= Chia-Lin Yang =

Taiwanese computer scientist

Chia-Lin Yang is a Taiwanese computer scientist whose research concerns electronic design automation and embedded systems. She is a professor in the Department of Computer Science and Information Engineering at National Taiwan University.

==Education and career==
Yang has a 1989 bachelor's degree in information and computer education from the National Taiwan Normal University in Taipei. After a 1992 master's degree in computer science from the University of Texas at Austin, she worked from 1993 until 1995 as a software engineer at VLSI Technology, Inc.

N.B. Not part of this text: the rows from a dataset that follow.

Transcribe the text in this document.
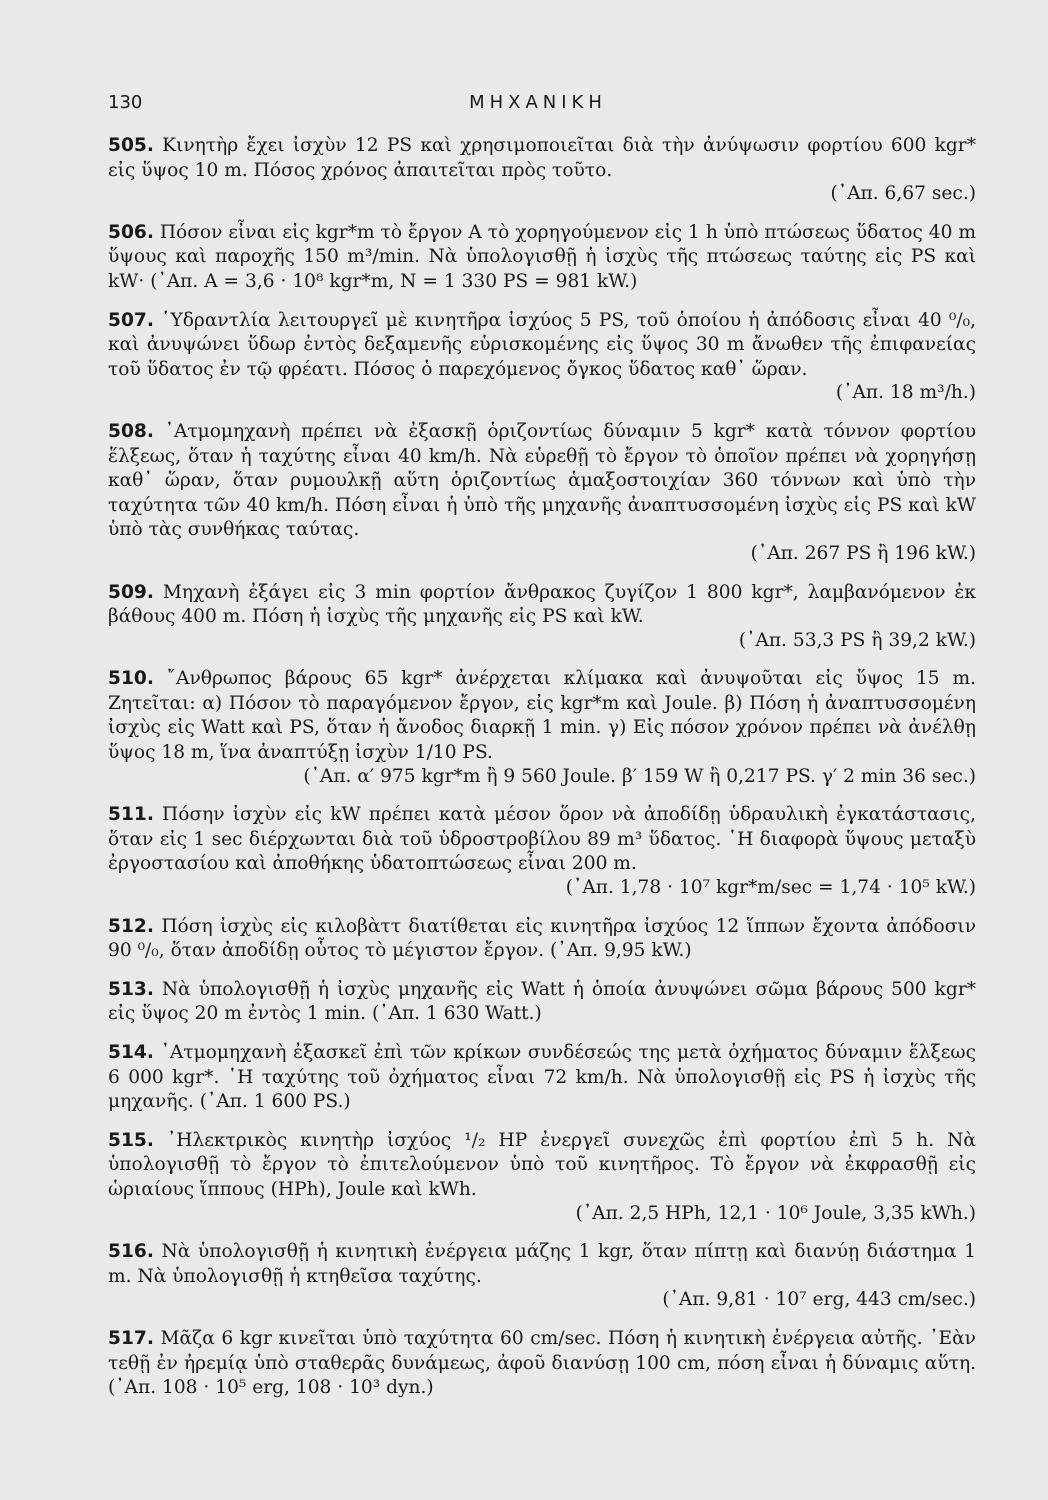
130	ΜΗΧΑΝΙΚΗ
505. Κινητὴρ ἔχει ἰσχὺν 12 PS καὶ χρησιμοποιεῖται διὰ τὴν ἀνύψωσιν φορτίου 600 kgr* εἰς ὕψος 10 m. Πόσος χρόνος ἀπαιτεῖται πρὸς τοῦτο.
(᾿Απ. 6,67 sec.)
506. Πόσον εἶναι εἰς kgr*m τὸ ἔργον Α τὸ χορηγούμενον εἰς 1 h ὑπὸ πτώσεως ὕδατος 40 m ὕψους καὶ παροχῆς 150 m³/min. Νὰ ὑπολογισθῇ ἡ ἰσχὺς τῆς πτώσεως ταύτης εἰς PS καὶ kW· (᾿Απ. A = 3,6 · 10⁸ kgr*m, N = 1 330 PS = 981 kW.)
507. ῾Υδραντλία λειτουργεῖ μὲ κινητῆρα ἰσχύος 5 PS, τοῦ ὁποίου ἡ ἀπόδοσις εἶναι 40 ⁰/₀, καὶ ἀνυψώνει ὕδωρ ἐντὸς δεξαμενῆς εὑρισκομένης εἰς ὕψος 30 m ἄνωθεν τῆς ἐπιφανείας τοῦ ὕδατος ἐν τῷ φρέατι. Πόσος ὁ παρεχόμενος ὄγκος ὕδατος καθ᾿ ὥραν.
(᾿Απ. 18 m³/h.)
508. ᾿Ατμομηχανὴ πρέπει νὰ ἐξασκῇ ὁριζοντίως δύναμιν 5 kgr* κατὰ τόννον φορτίου ἕλξεως, ὅταν ἡ ταχύτης εἶναι 40 km/h. Νὰ εὑρεθῇ τὸ ἔργον τὸ ὁποῖον πρέπει νὰ χορηγήσῃ καθ᾿ ὥραν, ὅταν ρυμουλκῇ αὕτη ὁριζοντίως ἁμαξοστοιχίαν 360 τόννων καὶ ὑπὸ τὴν ταχύτητα τῶν 40 km/h. Πόση εἶναι ἡ ὑπὸ τῆς μηχανῆς ἀναπτυσσομένη ἰσχὺς εἰς PS καὶ kW ὑπὸ τὰς συνθήκας ταύτας.
(᾿Απ. 267 PS ἢ 196 kW.)
509. Μηχανὴ ἐξάγει εἰς 3 min φορτίον ἄνθρακος ζυγίζον 1 800 kgr*, λαμβανόμενον ἐκ βάθους 400 m. Πόση ἡ ἰσχὺς τῆς μηχανῆς εἰς PS καὶ kW.
(᾿Απ. 53,3 PS ἢ 39,2 kW.)
510. ῎Ανθρωπος βάρους 65 kgr* ἀνέρχεται κλίμακα καὶ ἀνυψοῦται εἰς ὕψος 15 m. Ζητεῖται: α) Πόσον τὸ παραγόμενον ἔργον, εἰς kgr*m καὶ Joule. β) Πόση ἡ ἀναπτυσσομένη ἰσχὺς εἰς Watt καὶ PS, ὅταν ἡ ἄνοδος διαρκῇ 1 min. γ) Εἰς πόσον χρόνον πρέπει νὰ ἀνέλθῃ ὕψος 18 m, ἵνα ἀναπτύξῃ ἰσχὺν 1/10 PS.
(᾿Απ. α′ 975 kgr*m ἢ 9 560 Joule. β′ 159 W ἢ 0,217 PS. γ′ 2 min 36 sec.)
511. Πόσην ἰσχὺν εἰς kW πρέπει κατὰ μέσον ὅρον νὰ ἀποδίδῃ ὑδραυλικὴ ἐγκατάστασις, ὅταν εἰς 1 sec διέρχωνται διὰ τοῦ ὑδροστροβίλου 89 m³ ὕδατος. ῾Η διαφορὰ ὕψους μεταξὺ ἐργοστασίου καὶ ἀποθήκης ὑδατοπτώσεως εἶναι 200 m.
(᾿Απ. 1,78 · 10⁷ kgr*m/sec = 1,74 · 10⁵ kW.)
512. Πόση ἰσχὺς εἰς κιλοβὰττ διατίθεται εἰς κινητῆρα ἰσχύος 12 ἵππων ἔχοντα ἀπόδοσιν 90 ⁰/₀, ὅταν ἀποδίδῃ οὗτος τὸ μέγιστον ἔργον. (᾿Απ. 9,95 kW.)
513. Νὰ ὑπολογισθῇ ἡ ἰσχὺς μηχανῆς εἰς Watt ἡ ὁποία ἀνυψώνει σῶμα βάρους 500 kgr* εἰς ὕψος 20 m ἐντὸς 1 min. (᾿Απ. 1 630 Watt.)
514. ᾿Ατμομηχανὴ ἐξασκεῖ ἐπὶ τῶν κρίκων συνδέσεώς της μετὰ ὀχήματος δύναμιν ἕλξεως 6 000 kgr*. ῾Η ταχύτης τοῦ ὀχήματος εἶναι 72 km/h. Νὰ ὑπολογισθῇ εἰς PS ἡ ἰσχὺς τῆς μηχανῆς. (᾿Απ. 1 600 PS.)
515. ᾿Ηλεκτρικὸς κινητὴρ ἰσχύος ¹/₂ HP ἐνεργεῖ συνεχῶς ἐπὶ φορτίου ἐπὶ 5 h. Νὰ ὑπολογισθῇ τὸ ἔργον τὸ ἐπιτελούμενον ὑπὸ τοῦ κινητῆρος. Τὸ ἔργον νὰ ἐκφρασθῇ εἰς ὡριαίους ἵππους (HPh), Joule καὶ kWh.
(᾿Απ. 2,5 HPh, 12,1 · 10⁶ Joule, 3,35 kWh.)
516. Νὰ ὑπολογισθῇ ἡ κινητικὴ ἐνέργεια μάζης 1 kgr, ὅταν πίπτῃ καὶ διανύῃ διάστημα 1 m. Νὰ ὑπολογισθῇ ἡ κτηθεῖσα ταχύτης.
(᾿Απ. 9,81 · 10⁷ erg, 443 cm/sec.)
517. Μᾶζα 6 kgr κινεῖται ὑπὸ ταχύτητα 60 cm/sec. Πόση ἡ κινητικὴ ἐνέργεια αὐτῆς. ᾿Εὰν τεθῇ ἐν ἠρεμίᾳ ὑπὸ σταθερᾶς δυνάμεως, ἀφοῦ διανύσῃ 100 cm, πόση εἶναι ἡ δύναμις αὕτη. (᾿Απ. 108 · 10⁵ erg, 108 · 10³ dyn.)
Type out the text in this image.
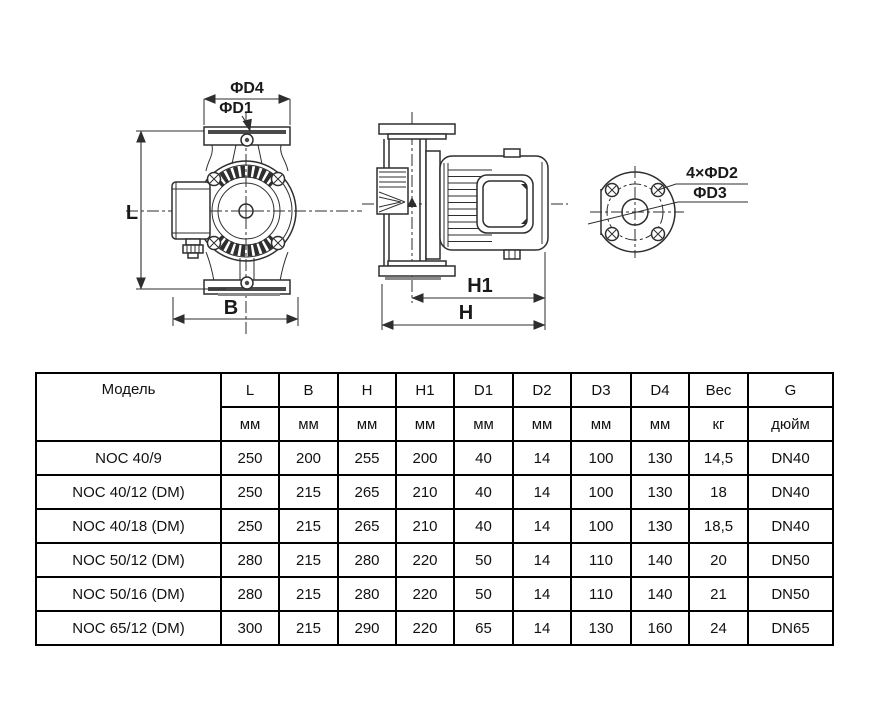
ΦD4
ΦD1
L
B
H1
H
4×ΦD2
ΦD3
Модель	L	B	H	H1	D1	D2	D3	D4	Вес	G
	мм	мм	мм	мм	мм	мм	мм	мм	кг	дюйм
NOC 40/9	250	200	255	200	40	14	100	130	14,5	DN40
NOC 40/12 (DM)	250	215	265	210	40	14	100	130	18	DN40
NOC 40/18 (DM)	250	215	265	210	40	14	100	130	18,5	DN40
NOC 50/12 (DM)	280	215	280	220	50	14	110	140	20	DN50
NOC 50/16 (DM)	280	215	280	220	50	14	110	140	21	DN50
NOC 65/12 (DM)	300	215	290	220	65	14	130	160	24	DN65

She completed her Ph.D. in computer science from Duke University in 2001. Her doctoral dissertation, The push architecture: A prefetching framework for linked data structures, was supervised by Alvin R. Lebeck.

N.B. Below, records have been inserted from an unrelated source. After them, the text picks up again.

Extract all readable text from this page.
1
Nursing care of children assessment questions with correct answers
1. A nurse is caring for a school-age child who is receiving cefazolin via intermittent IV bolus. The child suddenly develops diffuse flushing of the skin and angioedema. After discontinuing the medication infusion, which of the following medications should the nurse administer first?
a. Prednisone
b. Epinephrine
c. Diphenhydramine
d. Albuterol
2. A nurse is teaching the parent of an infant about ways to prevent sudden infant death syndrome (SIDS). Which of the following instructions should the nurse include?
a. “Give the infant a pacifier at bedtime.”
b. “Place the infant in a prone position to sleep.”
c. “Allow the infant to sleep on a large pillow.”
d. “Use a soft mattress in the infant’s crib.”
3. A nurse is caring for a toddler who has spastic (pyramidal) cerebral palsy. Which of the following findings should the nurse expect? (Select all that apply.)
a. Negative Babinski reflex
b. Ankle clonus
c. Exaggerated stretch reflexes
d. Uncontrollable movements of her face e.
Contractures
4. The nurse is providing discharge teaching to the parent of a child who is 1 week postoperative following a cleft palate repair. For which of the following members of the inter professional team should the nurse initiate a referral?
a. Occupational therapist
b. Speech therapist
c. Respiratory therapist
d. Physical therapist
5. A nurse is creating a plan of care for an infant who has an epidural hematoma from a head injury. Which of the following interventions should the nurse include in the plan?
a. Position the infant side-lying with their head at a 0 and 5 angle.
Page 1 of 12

She joined National Taiwan University as an assistant professor in 2001, and was promoted to associate professor in 2004 and full professor in 2009. She directed the office of international affairs in the College of Electrical Engineering and Computer Science from 2013 to 2014 and directed the Graduate Institute of Networking and Multimedia from 2016 to 2019.

She was chief scientist at the Taiwan AI Labs from 2019 to 2020, and has directed the Delta-NTU Joint Research Lab since 2020.

==Recognition==
Yang was named to the 2026 class of IEEE Fellows, "for contributions to cross-layer design methodologies in memory hierarchy and computing-in-memory systems".